Trump’s December 2013 complaint accused Democratic Attorney General Eric Schneiderman of soliciting campaign donations from Trump’s daughter even as his office was investigating the mogul’s business school.

Schneiderman had sued Trump four months earlier, seeking $40 million. He alleged that the school violated consumer protection law, engaged in fraud and that most students never got their promised apprenticeships. The lawsuit is still pending.

Trump, currently seeking the Republican presidential nomination, said most student surveys rated the program as excellent.

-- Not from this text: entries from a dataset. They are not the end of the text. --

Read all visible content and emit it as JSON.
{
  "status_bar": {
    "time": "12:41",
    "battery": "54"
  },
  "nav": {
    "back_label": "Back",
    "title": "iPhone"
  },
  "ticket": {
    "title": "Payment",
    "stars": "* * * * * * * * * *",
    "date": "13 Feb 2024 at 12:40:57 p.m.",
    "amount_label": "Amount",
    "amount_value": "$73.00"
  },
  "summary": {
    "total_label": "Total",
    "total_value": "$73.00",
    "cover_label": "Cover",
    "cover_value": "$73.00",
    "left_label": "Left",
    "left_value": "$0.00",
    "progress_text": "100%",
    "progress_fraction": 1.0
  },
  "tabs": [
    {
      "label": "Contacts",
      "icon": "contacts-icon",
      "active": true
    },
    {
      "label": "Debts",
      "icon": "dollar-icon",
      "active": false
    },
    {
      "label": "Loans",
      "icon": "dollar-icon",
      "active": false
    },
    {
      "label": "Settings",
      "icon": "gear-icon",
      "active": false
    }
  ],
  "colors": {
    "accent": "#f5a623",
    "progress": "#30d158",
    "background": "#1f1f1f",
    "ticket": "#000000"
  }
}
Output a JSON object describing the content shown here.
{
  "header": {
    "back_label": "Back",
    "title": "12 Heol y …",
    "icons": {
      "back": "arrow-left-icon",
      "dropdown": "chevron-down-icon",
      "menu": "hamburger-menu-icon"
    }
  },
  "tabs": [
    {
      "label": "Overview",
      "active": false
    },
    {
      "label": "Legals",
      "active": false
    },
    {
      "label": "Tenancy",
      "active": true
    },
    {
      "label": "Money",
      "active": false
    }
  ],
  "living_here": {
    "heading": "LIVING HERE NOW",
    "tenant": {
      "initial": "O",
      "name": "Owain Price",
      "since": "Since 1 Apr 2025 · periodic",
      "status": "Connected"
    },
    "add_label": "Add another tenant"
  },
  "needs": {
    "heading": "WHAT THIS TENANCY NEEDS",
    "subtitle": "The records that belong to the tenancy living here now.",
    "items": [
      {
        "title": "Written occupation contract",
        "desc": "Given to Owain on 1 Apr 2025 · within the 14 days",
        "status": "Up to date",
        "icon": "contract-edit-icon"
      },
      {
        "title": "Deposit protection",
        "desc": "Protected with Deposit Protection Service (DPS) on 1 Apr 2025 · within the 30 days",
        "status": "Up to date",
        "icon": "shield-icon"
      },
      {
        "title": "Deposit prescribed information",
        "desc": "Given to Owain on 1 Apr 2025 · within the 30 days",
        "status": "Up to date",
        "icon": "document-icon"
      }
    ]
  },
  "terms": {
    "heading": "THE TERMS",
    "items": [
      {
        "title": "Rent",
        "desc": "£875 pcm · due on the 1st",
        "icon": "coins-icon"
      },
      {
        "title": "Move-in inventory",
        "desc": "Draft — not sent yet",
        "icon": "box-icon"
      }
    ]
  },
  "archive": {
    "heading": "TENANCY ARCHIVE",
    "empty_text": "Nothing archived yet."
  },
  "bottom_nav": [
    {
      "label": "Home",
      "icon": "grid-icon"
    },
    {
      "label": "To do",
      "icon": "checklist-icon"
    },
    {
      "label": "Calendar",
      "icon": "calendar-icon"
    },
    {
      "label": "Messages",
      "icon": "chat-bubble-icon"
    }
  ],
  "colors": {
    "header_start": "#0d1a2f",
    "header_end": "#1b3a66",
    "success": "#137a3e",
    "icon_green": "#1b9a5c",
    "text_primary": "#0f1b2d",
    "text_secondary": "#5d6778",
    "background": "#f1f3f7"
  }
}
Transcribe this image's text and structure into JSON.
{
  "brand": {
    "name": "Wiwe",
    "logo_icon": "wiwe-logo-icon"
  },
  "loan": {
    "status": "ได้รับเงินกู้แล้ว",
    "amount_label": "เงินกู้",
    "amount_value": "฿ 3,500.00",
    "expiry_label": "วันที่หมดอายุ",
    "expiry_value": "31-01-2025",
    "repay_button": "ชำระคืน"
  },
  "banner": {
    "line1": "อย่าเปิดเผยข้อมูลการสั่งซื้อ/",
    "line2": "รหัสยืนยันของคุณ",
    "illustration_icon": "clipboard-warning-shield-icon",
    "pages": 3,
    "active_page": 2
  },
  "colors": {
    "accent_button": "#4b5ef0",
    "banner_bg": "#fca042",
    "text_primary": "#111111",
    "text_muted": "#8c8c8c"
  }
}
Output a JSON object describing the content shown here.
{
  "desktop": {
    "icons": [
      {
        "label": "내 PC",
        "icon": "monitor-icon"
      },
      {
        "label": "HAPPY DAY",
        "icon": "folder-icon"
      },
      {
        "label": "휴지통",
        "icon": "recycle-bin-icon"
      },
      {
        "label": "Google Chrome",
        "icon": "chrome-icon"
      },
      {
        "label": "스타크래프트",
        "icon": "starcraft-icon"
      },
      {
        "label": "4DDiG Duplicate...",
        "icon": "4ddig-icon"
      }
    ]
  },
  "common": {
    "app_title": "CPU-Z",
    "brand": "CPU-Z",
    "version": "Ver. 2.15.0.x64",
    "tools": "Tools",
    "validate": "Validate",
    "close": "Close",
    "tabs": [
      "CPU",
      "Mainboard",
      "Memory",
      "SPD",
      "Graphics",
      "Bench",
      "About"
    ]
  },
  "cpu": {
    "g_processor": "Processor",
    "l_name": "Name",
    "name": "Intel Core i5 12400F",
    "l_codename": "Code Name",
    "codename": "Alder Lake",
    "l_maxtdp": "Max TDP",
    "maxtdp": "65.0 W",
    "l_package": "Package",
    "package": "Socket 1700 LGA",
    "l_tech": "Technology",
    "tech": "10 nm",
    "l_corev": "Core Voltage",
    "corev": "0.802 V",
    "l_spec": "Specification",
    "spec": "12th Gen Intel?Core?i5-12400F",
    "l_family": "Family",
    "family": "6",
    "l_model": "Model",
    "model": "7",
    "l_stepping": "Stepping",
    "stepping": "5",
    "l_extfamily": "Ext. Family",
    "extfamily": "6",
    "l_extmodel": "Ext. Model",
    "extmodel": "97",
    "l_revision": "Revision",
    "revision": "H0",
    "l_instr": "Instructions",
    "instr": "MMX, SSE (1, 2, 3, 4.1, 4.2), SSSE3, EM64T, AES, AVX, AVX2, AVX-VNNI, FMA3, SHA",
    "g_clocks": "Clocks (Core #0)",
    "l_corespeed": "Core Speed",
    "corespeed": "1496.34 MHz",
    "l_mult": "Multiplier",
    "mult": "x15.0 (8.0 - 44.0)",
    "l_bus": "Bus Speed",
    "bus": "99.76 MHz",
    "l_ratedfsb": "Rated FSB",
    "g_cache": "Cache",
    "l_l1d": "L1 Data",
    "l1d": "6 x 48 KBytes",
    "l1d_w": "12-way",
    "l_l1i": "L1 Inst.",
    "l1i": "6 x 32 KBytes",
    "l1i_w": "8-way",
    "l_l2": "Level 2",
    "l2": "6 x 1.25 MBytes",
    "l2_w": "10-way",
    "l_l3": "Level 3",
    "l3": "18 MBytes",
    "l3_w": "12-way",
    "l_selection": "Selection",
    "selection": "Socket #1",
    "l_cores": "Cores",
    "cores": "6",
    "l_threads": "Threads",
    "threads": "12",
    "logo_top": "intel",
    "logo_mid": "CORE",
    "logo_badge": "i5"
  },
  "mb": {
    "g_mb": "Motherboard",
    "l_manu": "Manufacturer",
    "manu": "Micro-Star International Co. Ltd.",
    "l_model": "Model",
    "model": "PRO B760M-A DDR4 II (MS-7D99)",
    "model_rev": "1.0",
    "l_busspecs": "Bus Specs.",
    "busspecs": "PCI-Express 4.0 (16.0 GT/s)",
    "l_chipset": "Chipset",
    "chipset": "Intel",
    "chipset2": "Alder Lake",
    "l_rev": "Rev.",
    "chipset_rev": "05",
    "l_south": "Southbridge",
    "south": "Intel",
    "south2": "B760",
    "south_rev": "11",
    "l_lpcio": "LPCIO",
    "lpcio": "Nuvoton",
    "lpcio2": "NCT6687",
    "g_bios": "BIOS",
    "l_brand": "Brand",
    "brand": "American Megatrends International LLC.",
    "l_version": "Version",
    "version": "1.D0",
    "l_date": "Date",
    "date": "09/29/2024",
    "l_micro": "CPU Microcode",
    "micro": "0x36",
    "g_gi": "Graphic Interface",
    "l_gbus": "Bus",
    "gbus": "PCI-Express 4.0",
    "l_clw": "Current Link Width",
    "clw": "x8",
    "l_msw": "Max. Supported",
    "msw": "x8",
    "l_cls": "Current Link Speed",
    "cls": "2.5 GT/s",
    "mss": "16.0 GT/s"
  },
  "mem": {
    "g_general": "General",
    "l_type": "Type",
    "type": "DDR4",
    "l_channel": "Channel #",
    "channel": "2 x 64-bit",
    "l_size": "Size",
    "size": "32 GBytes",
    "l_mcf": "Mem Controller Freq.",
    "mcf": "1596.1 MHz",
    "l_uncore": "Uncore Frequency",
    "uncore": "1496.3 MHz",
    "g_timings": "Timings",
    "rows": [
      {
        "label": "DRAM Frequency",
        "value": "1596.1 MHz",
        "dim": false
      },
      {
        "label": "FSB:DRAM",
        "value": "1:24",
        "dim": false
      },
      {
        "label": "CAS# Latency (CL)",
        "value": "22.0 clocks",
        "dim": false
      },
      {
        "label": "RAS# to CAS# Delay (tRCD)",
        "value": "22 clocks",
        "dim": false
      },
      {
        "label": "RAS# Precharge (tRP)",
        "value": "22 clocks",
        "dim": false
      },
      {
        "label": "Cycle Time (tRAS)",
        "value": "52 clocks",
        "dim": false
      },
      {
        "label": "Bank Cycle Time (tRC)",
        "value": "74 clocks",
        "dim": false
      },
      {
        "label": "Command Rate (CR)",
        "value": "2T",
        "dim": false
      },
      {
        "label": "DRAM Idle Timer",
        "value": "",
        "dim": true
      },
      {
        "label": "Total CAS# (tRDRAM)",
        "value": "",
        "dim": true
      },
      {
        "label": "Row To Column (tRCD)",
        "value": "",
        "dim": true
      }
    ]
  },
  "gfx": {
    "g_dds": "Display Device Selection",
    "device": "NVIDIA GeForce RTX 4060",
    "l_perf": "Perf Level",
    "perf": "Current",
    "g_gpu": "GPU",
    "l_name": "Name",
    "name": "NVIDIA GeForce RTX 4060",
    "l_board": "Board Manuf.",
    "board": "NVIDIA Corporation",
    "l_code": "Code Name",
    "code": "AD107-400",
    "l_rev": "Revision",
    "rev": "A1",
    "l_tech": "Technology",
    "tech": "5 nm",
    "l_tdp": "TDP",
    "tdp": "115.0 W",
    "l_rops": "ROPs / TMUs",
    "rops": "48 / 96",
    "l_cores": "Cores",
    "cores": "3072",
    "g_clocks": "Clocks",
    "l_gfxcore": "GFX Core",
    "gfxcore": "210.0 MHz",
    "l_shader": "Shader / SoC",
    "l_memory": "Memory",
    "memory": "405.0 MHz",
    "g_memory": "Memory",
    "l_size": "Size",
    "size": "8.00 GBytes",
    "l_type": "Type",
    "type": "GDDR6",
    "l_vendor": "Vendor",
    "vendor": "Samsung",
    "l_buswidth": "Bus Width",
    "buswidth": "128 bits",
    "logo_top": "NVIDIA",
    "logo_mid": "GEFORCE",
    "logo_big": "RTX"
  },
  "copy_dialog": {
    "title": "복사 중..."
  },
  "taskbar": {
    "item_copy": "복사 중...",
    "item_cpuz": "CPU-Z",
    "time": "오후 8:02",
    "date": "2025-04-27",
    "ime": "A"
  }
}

His attorney, Alan Garten, on Monday called the decision by the Joint Commission on Public Ethics “a joke” and said they’re considering an appeal.

“The decision by the commission not to proceed demonstrates that it’s just a facade,” he said.

Commission Chairman Daniel Horwitz, in a letter to Schneiderman’s attorney this month, wrote that based on its review of material presented and available information, it wasn’t taking any further action on the complaint.

In a letter sent a few days later to Trump’s daughter Ivanka, Schneiderman campaign compliance director Lauren Schleyer-Hinchey wrote that the campaign was not keeping her $500 donation check written in late 2012, which became the basis of the complaint. She noted that Ivanka Trump had then indicated that neither she nor any entity she owned or controlled had any matters pending with the attorney general’s office, contradicted by the affidavit she filed later in connection with her father’s complaint.

Garten wrote back to Schleyer-Hinchey, saying Ivanka Trump’s disclosure statement was true, that neither she nor any entity she owned or controlled has ever had matters before the attorney general’s office, and Schneiderman’s campaign had actively solicited her donation.

Garten said Monday that Trump University, which was renamed the Trump Entrepreneur Initiative, hasn’t been taking new students.